In a May 4 DNC chair speech, Wasserman Schultz took the Bible’s Ninth Commandment, “You shall not bear false witness against your neighbor,” onto the political battlefield, asking her fellow Democrats to pledge they would “let no man or woman bear false witness against a Democrat.”

The speech was Wasserman Schultz’s first as DNC chair, and an attempt to galvanize her political base. She spoke of how she beat “the good ole boys” in the Democratic Party to rise to chair spot.

Wasserman Schultz’s use of inflammatory rhetoric made headlines again on Thursday after she told reporters “it’s just so hard” for her “to grasp how they [Republicans] could be so anti-women as they are.” She went on to say the GOP’s “war on women” would help Democrats pick up large gains in the next election, which she is set to oversee for the party.

“The pushback and the guttural reaction from women against the Republican’s agenda out of the gate, the war on women that the Republicans have been waging since they took over the House, I think is going to not only restore but possibly helps us exceed the president’s margin of victory in the next election,” Wasserman Schultz said.

The new DNC chair’s attack on Republicans didn’t go unnoticed by House GOP women. In a joint statement, several GOP congresswomen, including House GOP Conference vice chair Rep. Cathy McMorris Rodgers of Washington, and Reps. Marsha Blackburn of Tennessee and Michele Bachmann of Minnesota, ripped into Wasserman Schultz’s attack on Republicans, and tied MSNBC host Ed Schultz’s dig at conservative radio host Laura Ingraham. “Apparently it’s open season on Republican women,” they said. “Between Ed Schultz’s tasteless insult of a conservative woman radio host, and Congresswoman Wasserman Schultz’s comments that the Republican Party is ‘anti-women,’ the tone in Washington, D.C., has reached a new low.”

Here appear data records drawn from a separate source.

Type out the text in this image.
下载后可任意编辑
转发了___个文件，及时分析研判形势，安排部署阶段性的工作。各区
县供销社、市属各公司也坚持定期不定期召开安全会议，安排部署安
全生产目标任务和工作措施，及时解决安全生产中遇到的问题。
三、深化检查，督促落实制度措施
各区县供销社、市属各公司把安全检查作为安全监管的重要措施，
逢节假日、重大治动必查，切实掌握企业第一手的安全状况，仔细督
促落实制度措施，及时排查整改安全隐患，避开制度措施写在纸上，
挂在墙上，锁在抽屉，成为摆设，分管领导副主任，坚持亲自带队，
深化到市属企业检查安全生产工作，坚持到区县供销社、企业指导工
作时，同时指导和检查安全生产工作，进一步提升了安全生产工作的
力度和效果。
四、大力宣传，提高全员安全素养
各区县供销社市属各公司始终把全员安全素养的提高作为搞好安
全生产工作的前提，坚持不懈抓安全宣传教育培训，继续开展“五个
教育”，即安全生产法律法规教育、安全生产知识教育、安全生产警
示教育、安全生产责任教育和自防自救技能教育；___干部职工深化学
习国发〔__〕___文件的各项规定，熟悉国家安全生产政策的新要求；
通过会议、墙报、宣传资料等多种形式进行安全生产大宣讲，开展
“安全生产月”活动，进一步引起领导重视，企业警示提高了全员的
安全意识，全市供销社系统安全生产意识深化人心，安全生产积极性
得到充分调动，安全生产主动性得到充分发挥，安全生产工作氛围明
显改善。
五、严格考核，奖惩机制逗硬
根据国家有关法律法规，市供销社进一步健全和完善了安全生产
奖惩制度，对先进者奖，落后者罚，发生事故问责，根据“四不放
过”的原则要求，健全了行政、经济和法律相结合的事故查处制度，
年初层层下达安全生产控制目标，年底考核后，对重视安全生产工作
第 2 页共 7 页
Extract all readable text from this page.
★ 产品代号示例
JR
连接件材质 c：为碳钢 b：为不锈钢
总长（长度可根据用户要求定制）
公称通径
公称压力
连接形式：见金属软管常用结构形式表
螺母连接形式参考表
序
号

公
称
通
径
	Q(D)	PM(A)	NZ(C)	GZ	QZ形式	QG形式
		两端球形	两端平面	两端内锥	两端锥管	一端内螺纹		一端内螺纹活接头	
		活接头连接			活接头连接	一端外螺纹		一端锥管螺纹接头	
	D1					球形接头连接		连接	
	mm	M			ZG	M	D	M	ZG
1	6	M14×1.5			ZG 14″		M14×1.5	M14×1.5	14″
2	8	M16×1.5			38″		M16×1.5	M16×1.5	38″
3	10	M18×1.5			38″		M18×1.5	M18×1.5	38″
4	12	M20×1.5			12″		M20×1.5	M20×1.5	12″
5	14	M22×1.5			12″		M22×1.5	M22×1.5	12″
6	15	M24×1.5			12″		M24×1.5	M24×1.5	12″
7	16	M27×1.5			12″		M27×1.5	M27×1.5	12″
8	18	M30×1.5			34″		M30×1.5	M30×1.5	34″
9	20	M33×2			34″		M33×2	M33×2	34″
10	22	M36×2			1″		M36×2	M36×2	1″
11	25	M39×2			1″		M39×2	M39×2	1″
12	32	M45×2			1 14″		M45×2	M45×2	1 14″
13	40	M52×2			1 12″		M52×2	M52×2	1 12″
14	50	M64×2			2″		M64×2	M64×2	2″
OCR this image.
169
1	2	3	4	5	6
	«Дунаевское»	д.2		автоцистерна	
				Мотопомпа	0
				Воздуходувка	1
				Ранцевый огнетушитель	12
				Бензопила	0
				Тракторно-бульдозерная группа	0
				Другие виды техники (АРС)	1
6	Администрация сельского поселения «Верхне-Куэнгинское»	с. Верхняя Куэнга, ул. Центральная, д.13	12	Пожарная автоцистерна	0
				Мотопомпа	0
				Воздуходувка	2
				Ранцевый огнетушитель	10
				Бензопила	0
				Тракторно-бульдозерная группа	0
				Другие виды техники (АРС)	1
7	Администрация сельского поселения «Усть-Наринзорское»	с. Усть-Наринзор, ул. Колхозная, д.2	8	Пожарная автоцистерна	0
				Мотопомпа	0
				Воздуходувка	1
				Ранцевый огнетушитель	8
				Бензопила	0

The Republican women then called Wasserman Schultz’s accusations “baseless” and “inaccurate” and defended their record.

“Republican women fight every day for the women who can’t start a business because of burdensome taxes and regulations, for the women who worry that we are capping their children’s future and trading it to China in exchange for cheap loans, for the women who deserve to make their own health-care choices and for this year’s young women graduates who are entering a job market stagnated by Washington-driven uncertainty,” they said. “It’s disappointing that Democrats would rather call names and use such divisive language than find areas where we can work together on behalf of American women and families.”

Other GOP congresswomen signing onto the letter ripping back at Wasserman Schultz included Reps. Diane Black of Tennessee, Sandy Adams and Ileana Ros-Lehtinen of Florida, Judy Biggert of Illinois, Ann Marie Buerkle and Nan Hayworth of New York, Shelley Moore Capito of West Virginia, Renee Ellmers of North Carolina, Vicky Hartzler of Missouri, Lynn Jenkins of Kansas, Cynthia Lummis of Wyoming, Mary Bono Mack of California, Candice Miller of Michigan and Martha Roby of Alabama.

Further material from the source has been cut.